Before Covid-19, the risk champions met every two months to look at risks throughout the Council. Risk kōrero were reinstated in January 2021. The January meeting discussed how to effectively integrate risk management into everything the Council does. The risk champions were briefed on the Council's latest reassessment of its top risks, and they provided feedback on the likelihood and impacts of each risk at a divisional and departmental level.

This information has been recorded and informs the assessment and management of the Council's top risks. The Council continues to develop a programme for the risk champions, including holding regular meetings.

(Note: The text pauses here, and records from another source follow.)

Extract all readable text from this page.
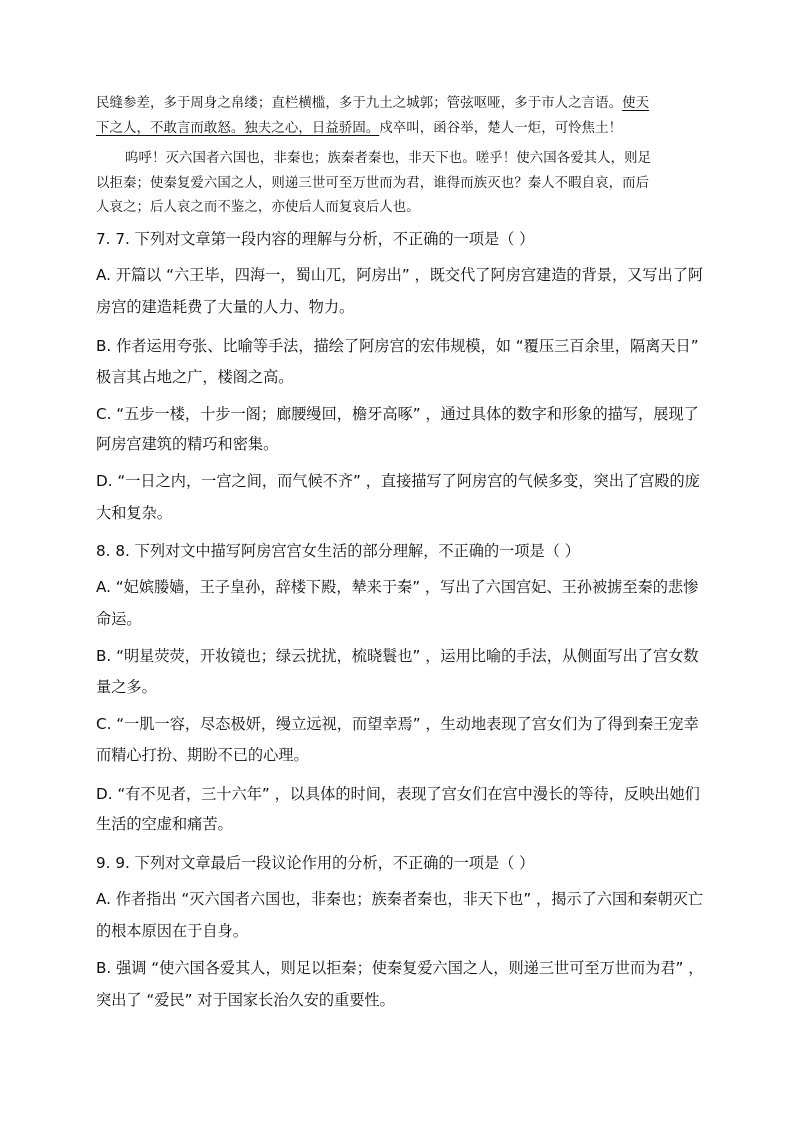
民缝参差，多于周身之帛缕；直栏横槛，多于九土之城郭；管弦呕哑，多于市人之言语。使天
下之人，不敢言而敢怒。独夫之心，日益骄固。戍卒叫，函谷举，楚人一炬，可怜焦土！
呜呼！灭六国者六国也，非秦也；族秦者秦也，非天下也。嗟乎！使六国各爱其人，则足
以拒秦；使秦复爱六国之人，则递三世可至万世而为君，谁得而族灭也？秦人不暇自哀，而后
人哀之；后人哀之而不鉴之，亦使后人而复哀后人也。
7. 7. 下列对文章第一段内容的理解与分析，不正确的一项是（ ）
A. 开篇以 “六王毕，四海一，蜀山兀，阿房出” ，既交代了阿房宫建造的背景，又写出了阿
房宫的建造耗费了大量的人力、物力。
B. 作者运用夸张、比喻等手法，描绘了阿房宫的宏伟规模，如 “覆压三百余里，隔离天日”
极言其占地之广，楼阁之高。
C. “五步一楼，十步一阁；廊腰缦回，檐牙高啄” ，通过具体的数字和形象的描写，展现了
阿房宫建筑的精巧和密集。
D. “一日之内，一宫之间，而气候不齐” ，直接描写了阿房宫的气候多变，突出了宫殿的庞
大和复杂。
8. 8. 下列对文中描写阿房宫宫女生活的部分理解，不正确的一项是（ ）
A. “妃嫔媵嫱，王子皇孙，辞楼下殿，辇来于秦” ，写出了六国宫妃、王孙被掳至秦的悲惨
命运。
B. “明星荧荧，开妆镜也；绿云扰扰，梳晓鬟也” ，运用比喻的手法，从侧面写出了宫女数
量之多。
C. “一肌一容，尽态极妍，缦立远视，而望幸焉” ，生动地表现了宫女们为了得到秦王宠幸
而精心打扮、期盼不已的心理。
D. “有不见者，三十六年” ，以具体的时间，表现了宫女们在宫中漫长的等待，反映出她们
生活的空虚和痛苦。
9. 9. 下列对文章最后一段议论作用的分析，不正确的一项是（ ）
A. 作者指出 “灭六国者六国也，非秦也；族秦者秦也，非天下也” ，揭示了六国和秦朝灭亡
的根本原因在于自身。
B. 强调 “使六国各爱其人，则足以拒秦；使秦复爱六国之人，则递三世可至万世而为君” ，
突出了 “爱民” 对于国家长治久安的重要性。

Staff and elected members need more support and training

3.16
Staff and elected members need to understand why risk management is important to their council's business, how it relates to their roles, and the part it plays in good decision-making.

3.17
We found that councils in general recognise that they need to do more in respect of training and development, and have ongoing conversations, so that elected members and staff understand their role in managing risk. This would help them more consistently consider and discuss risks and their impact on the council's decision-making.

3.18
Elected members often receive information about a council's risk management activities and their role in risk management as part of their post-election induction. However, we found that subsequent workshops or training sessions often did not happen. One council scheduled a follow-up forum that only a small number of elected members attended.

3.19
Queenstown-Lakes District Council has a risk management intranet page with links to relevant resources. The Council also provides internal training on new aspects of its risk management processes to some staff. Staff with stronger risk management backgrounds run the training.

3.20
Auckland Council identified four high-risk areas needing consistent training (cyber security, integrity, health and safety, and privacy). The Council made online learning modules mandatory for all staff and included them in the onboarding programme for new staff. Overall, about 80% of all Auckland Council staff have completed the training to date.

3.21
Auckland Council also provides risk management training and "how to" guidance to staff and elected members in conjunction with its organisational development programmes. These include the Kura Kawa (elected member development programme) and the staff quality advice and risk champions programmes.

Risk aware versus risk averse

3.22
Risk management practices are not usually designed to eliminate all of an organisation's exposure to risk.

3.23
We heard through our work that councils can have a risk averse8 culture across both elected members and staff, which reflects a conservative risk appetite. Because of councils' obligations to be financially prudent and accountable to their communities, this is not surprising.

3.24
Councils are also at times subject to significant scrutiny not just from their communities but also central government and interest groups, such as residents' or ratepayers' associations.

3.25
However, risk management is not just about avoiding or reducing the impact of bad outcomes. Risk management is also about supporting an organisation to succeed.

3.26
As well as posing a threat, risk can be an opportunity for developing innovative ways of working. Not looking for or not taking opportunities when they arise also has risks. There is a difference between being "risk aware" and "risk averse".

3.27
Councils need to understand and be transparent about the risks they take on and the benefits they seek. Not all initiatives will succeed, and sometimes the speed of implementation can deliver benefits quickly but put the cost or quality of those benefits at risk. Using reliable information to balance risk and return is part of good risk management.

3.28
Councils need to consider value creation and the potential for innovation when setting their risk appetite. The need for innovation has never been more important given the challenges councils are facing to deliver services to communities within budgetary pressures.

7: The International Standard ISO 31000 (2018) discusses leadership and commitment in Part 5.2.

8: According to the Cambridge Dictionary, being risk averse means being unwilling to take risks or wanting to avoid risks as much as possible.